To prevent your puppy from becoming asocial or antisocial during adolescence, he must continue to meet unfamiliar dogs on a regular basis. Always praise your puppy for meeting, greeting, and playing with unfamiliar dogs. Never take friendly behavior for granted. Always let your dog know that you are very happy when he is friendly. Throughout adolescence and adulthood, praise and reward your dog with food treats after every friendly encounter with another dog.

Bite Inhibition
Most dogs, especially males, are involved in a number of scraps during adolescence. If the dogs acquired good bite inhibition during puppyhood and learned how to resolve differences without causing harm, there is little, if any, damage. However, if the dogs did not learn bite inhibition as puppies, there may be substantial damage.

Dog fights are noisy and scary, and many owners insist: "He fights all the time and is trying to kill the other dogs!" It is essential to objectively assess which dogs are dangerous and which are not. Calculate the dog's fight/bite ratio by asking, "How many times has the dog fought?" and "How many fights warranted veterinary treatment for severe bites?" The observation (that the dog fights a lot of the time) and the assumption (that the dog is trying to kill other dogs) are quite contradictory.

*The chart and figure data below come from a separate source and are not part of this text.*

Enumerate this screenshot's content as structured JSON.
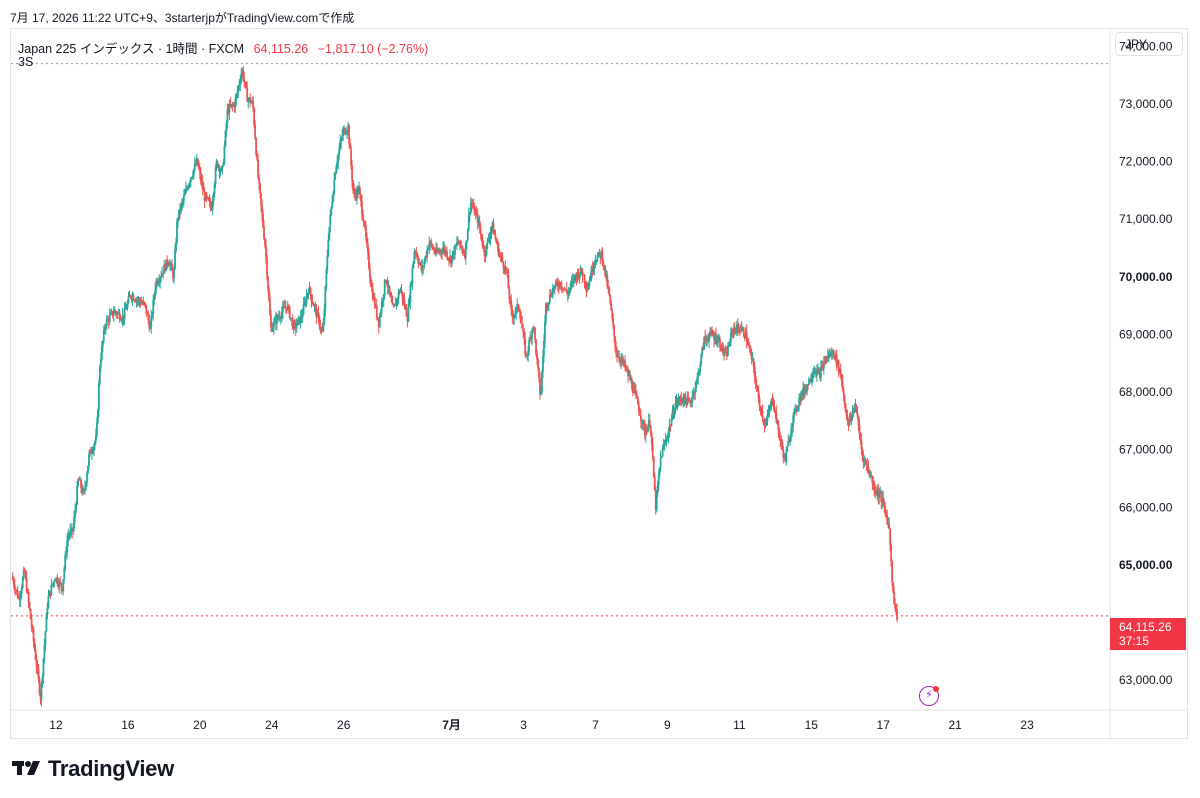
{
  "header": {
    "caption": "7月 17, 2026 11:22 UTC+9、3starterjpがTradingView.comで作成"
  },
  "legend": {
    "symbol": "Japan 225 インデックス · 1時間 · FXCM",
    "price": "64,115.26",
    "change": "−1,817.10 (−2.76%)",
    "line2": "3S"
  },
  "currency_button": "JPY",
  "last_price": {
    "value": "64,115.26",
    "countdown": "37:15"
  },
  "brand": {
    "name": "TradingView"
  },
  "icons": {
    "alert": "lightning-bolt-icon",
    "logo": "tradingview-logo-icon"
  },
  "colors": {
    "up": "#26a69a",
    "down": "#ef5350",
    "last_price_line": "#f23645",
    "dotted_high_line": "#9598a1"
  },
  "chart_data": {
    "type": "candlestick",
    "title": "Japan 225 インデックス · 1時間 · FXCM",
    "interval": "1時間",
    "currency": "JPY",
    "ylim": [
      62500,
      74300
    ],
    "y_ticks": [
      {
        "value": 63000,
        "label": "63,000.00",
        "bold": false
      },
      {
        "value": 65000,
        "label": "65,000.00",
        "bold": true
      },
      {
        "value": 66000,
        "label": "66,000.00",
        "bold": false
      },
      {
        "value": 67000,
        "label": "67,000.00",
        "bold": false
      },
      {
        "value": 68000,
        "label": "68,000.00",
        "bold": false
      },
      {
        "value": 69000,
        "label": "69,000.00",
        "bold": false
      },
      {
        "value": 70000,
        "label": "70,000.00",
        "bold": true
      },
      {
        "value": 71000,
        "label": "71,000.00",
        "bold": false
      },
      {
        "value": 72000,
        "label": "72,000.00",
        "bold": false
      },
      {
        "value": 73000,
        "label": "73,000.00",
        "bold": false
      },
      {
        "value": 74000,
        "label": "74,000.00",
        "bold": false
      }
    ],
    "x_ticks": [
      {
        "day": 12,
        "label": "12",
        "bold": false
      },
      {
        "day": 16,
        "label": "16",
        "bold": false
      },
      {
        "day": 20,
        "label": "20",
        "bold": false
      },
      {
        "day": 24,
        "label": "24",
        "bold": false
      },
      {
        "day": 28,
        "label": "26",
        "bold": false
      },
      {
        "day": 34,
        "label": "7月",
        "bold": true
      },
      {
        "day": 38,
        "label": "3",
        "bold": false
      },
      {
        "day": 42,
        "label": "7",
        "bold": false
      },
      {
        "day": 46,
        "label": "9",
        "bold": false
      },
      {
        "day": 50,
        "label": "11",
        "bold": false
      },
      {
        "day": 54,
        "label": "15",
        "bold": false
      },
      {
        "day": 58,
        "label": "17",
        "bold": false
      },
      {
        "day": 62,
        "label": "21",
        "bold": false
      },
      {
        "day": 66,
        "label": "23",
        "bold": false
      }
    ],
    "xlim": [
      9.5,
      70.5
    ],
    "high_line": 73700,
    "last_price": 64115.26,
    "change": -1817.1,
    "change_pct": -2.76,
    "price_path": [
      [
        9.6,
        64800
      ],
      [
        10.0,
        64400
      ],
      [
        10.3,
        64900
      ],
      [
        10.8,
        63700
      ],
      [
        11.2,
        62700
      ],
      [
        11.6,
        64400
      ],
      [
        12.0,
        64800
      ],
      [
        12.4,
        64600
      ],
      [
        12.7,
        65500
      ],
      [
        13.0,
        65600
      ],
      [
        13.3,
        66500
      ],
      [
        13.6,
        66200
      ],
      [
        13.9,
        66900
      ],
      [
        14.3,
        67200
      ],
      [
        14.5,
        68500
      ],
      [
        14.8,
        69200
      ],
      [
        15.3,
        69400
      ],
      [
        15.8,
        69300
      ],
      [
        16.2,
        69700
      ],
      [
        16.6,
        69600
      ],
      [
        17.0,
        69500
      ],
      [
        17.3,
        69100
      ],
      [
        17.6,
        69900
      ],
      [
        18.0,
        70100
      ],
      [
        18.3,
        70300
      ],
      [
        18.6,
        70000
      ],
      [
        18.8,
        71000
      ],
      [
        19.1,
        71300
      ],
      [
        19.5,
        71700
      ],
      [
        19.9,
        72000
      ],
      [
        20.3,
        71400
      ],
      [
        20.7,
        71200
      ],
      [
        21.0,
        72000
      ],
      [
        21.3,
        71800
      ],
      [
        21.6,
        72900
      ],
      [
        22.0,
        73000
      ],
      [
        22.4,
        73600
      ],
      [
        22.7,
        73100
      ],
      [
        23.0,
        73000
      ],
      [
        23.3,
        71700
      ],
      [
        23.7,
        70500
      ],
      [
        24.0,
        69100
      ],
      [
        24.4,
        69300
      ],
      [
        24.9,
        69500
      ],
      [
        25.3,
        69100
      ],
      [
        25.7,
        69300
      ],
      [
        26.1,
        69800
      ],
      [
        26.5,
        69400
      ],
      [
        26.9,
        69000
      ],
      [
        27.2,
        70700
      ],
      [
        27.6,
        71900
      ],
      [
        28.0,
        72500
      ],
      [
        28.3,
        72600
      ],
      [
        28.6,
        71400
      ],
      [
        28.9,
        71500
      ],
      [
        29.2,
        70900
      ],
      [
        29.6,
        69800
      ],
      [
        30.0,
        69200
      ],
      [
        30.4,
        70000
      ],
      [
        30.8,
        69400
      ],
      [
        31.2,
        69800
      ],
      [
        31.6,
        69300
      ],
      [
        32.0,
        70500
      ],
      [
        32.4,
        70100
      ],
      [
        32.8,
        70600
      ],
      [
        33.2,
        70400
      ],
      [
        33.6,
        70500
      ],
      [
        34.0,
        70300
      ],
      [
        34.4,
        70600
      ],
      [
        34.8,
        70400
      ],
      [
        35.1,
        71300
      ],
      [
        35.5,
        71000
      ],
      [
        35.9,
        70400
      ],
      [
        36.3,
        70900
      ],
      [
        36.7,
        70400
      ],
      [
        37.1,
        70100
      ],
      [
        37.4,
        69300
      ],
      [
        37.8,
        69500
      ],
      [
        38.2,
        68600
      ],
      [
        38.6,
        69200
      ],
      [
        39.0,
        67900
      ],
      [
        39.3,
        69500
      ],
      [
        39.7,
        69800
      ],
      [
        40.1,
        69900
      ],
      [
        40.5,
        69700
      ],
      [
        40.9,
        70000
      ],
      [
        41.3,
        70100
      ],
      [
        41.6,
        69800
      ],
      [
        42.0,
        70300
      ],
      [
        42.4,
        70400
      ],
      [
        42.8,
        69700
      ],
      [
        43.2,
        68700
      ],
      [
        43.6,
        68500
      ],
      [
        44.0,
        68200
      ],
      [
        44.4,
        67800
      ],
      [
        44.8,
        67300
      ],
      [
        45.1,
        67500
      ],
      [
        45.4,
        66000
      ],
      [
        45.7,
        66900
      ],
      [
        46.1,
        67300
      ],
      [
        46.5,
        67800
      ],
      [
        46.9,
        67900
      ],
      [
        47.3,
        67800
      ],
      [
        47.7,
        68200
      ],
      [
        48.1,
        68900
      ],
      [
        48.5,
        69000
      ],
      [
        48.9,
        68900
      ],
      [
        49.3,
        68600
      ],
      [
        49.7,
        69100
      ],
      [
        50.1,
        69100
      ],
      [
        50.4,
        69000
      ],
      [
        50.8,
        68500
      ],
      [
        51.1,
        67900
      ],
      [
        51.5,
        67400
      ],
      [
        51.9,
        67900
      ],
      [
        52.3,
        67200
      ],
      [
        52.6,
        66800
      ],
      [
        53.0,
        67500
      ],
      [
        53.4,
        67900
      ],
      [
        53.8,
        68100
      ],
      [
        54.2,
        68400
      ],
      [
        54.5,
        68300
      ],
      [
        54.9,
        68600
      ],
      [
        55.3,
        68700
      ],
      [
        55.7,
        68300
      ],
      [
        56.1,
        67400
      ],
      [
        56.5,
        67800
      ],
      [
        56.9,
        66900
      ],
      [
        57.3,
        66600
      ],
      [
        57.6,
        66300
      ],
      [
        57.9,
        66200
      ],
      [
        58.2,
        65900
      ],
      [
        58.4,
        65600
      ],
      [
        58.6,
        64500
      ],
      [
        58.8,
        64115
      ]
    ]
  }
}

If the dog is trying to kill other dogs, then obviously he is not that good at it, since he has had numerous attempts and failed on every occasion. On the contrary, a large number of fights and the absence of injury, offers proof the dog is definitely not trying to kill other dogs. (If one dog were truly trying to harm another dog, the physical damage from a single incident would be extreme.) Certainly he is undersocialized but he has marvelous bite inhibition.

"Growl classes" provide an effective solution for scrappy dogs that have never harmed another dog. Owners can safely practice controlling their dogs in a controlled setting, and dogs may gradually rebuild their confidence so that eventually they may resume socialization and play.

For dogs that harm other dogs, common-sense and precautionary management are the only options. The dog should be kept on-leash and muzzled whenever on public property. Allowing a dog that harms other puppies and dogs the opportunity to interact with other dogs would be unfair, irresponsible, and potentially dangerous.

Bite inhibition is the key. The issue is not really whether dogs fight, but whether or not one dog harms another. Puppies that had ample opportunities to socialize, play-fight, and play-bite with other puppies usually develop good bite-inhibition. They learned how to inhibit the power of their jaws and consequently may resolve adulthood differences without causing harm. Bite inhibition can only safely be established during puppyhood. Giving your puppy the opportunity to develop good bite inhibition is the most important reason for enrolling in puppy class.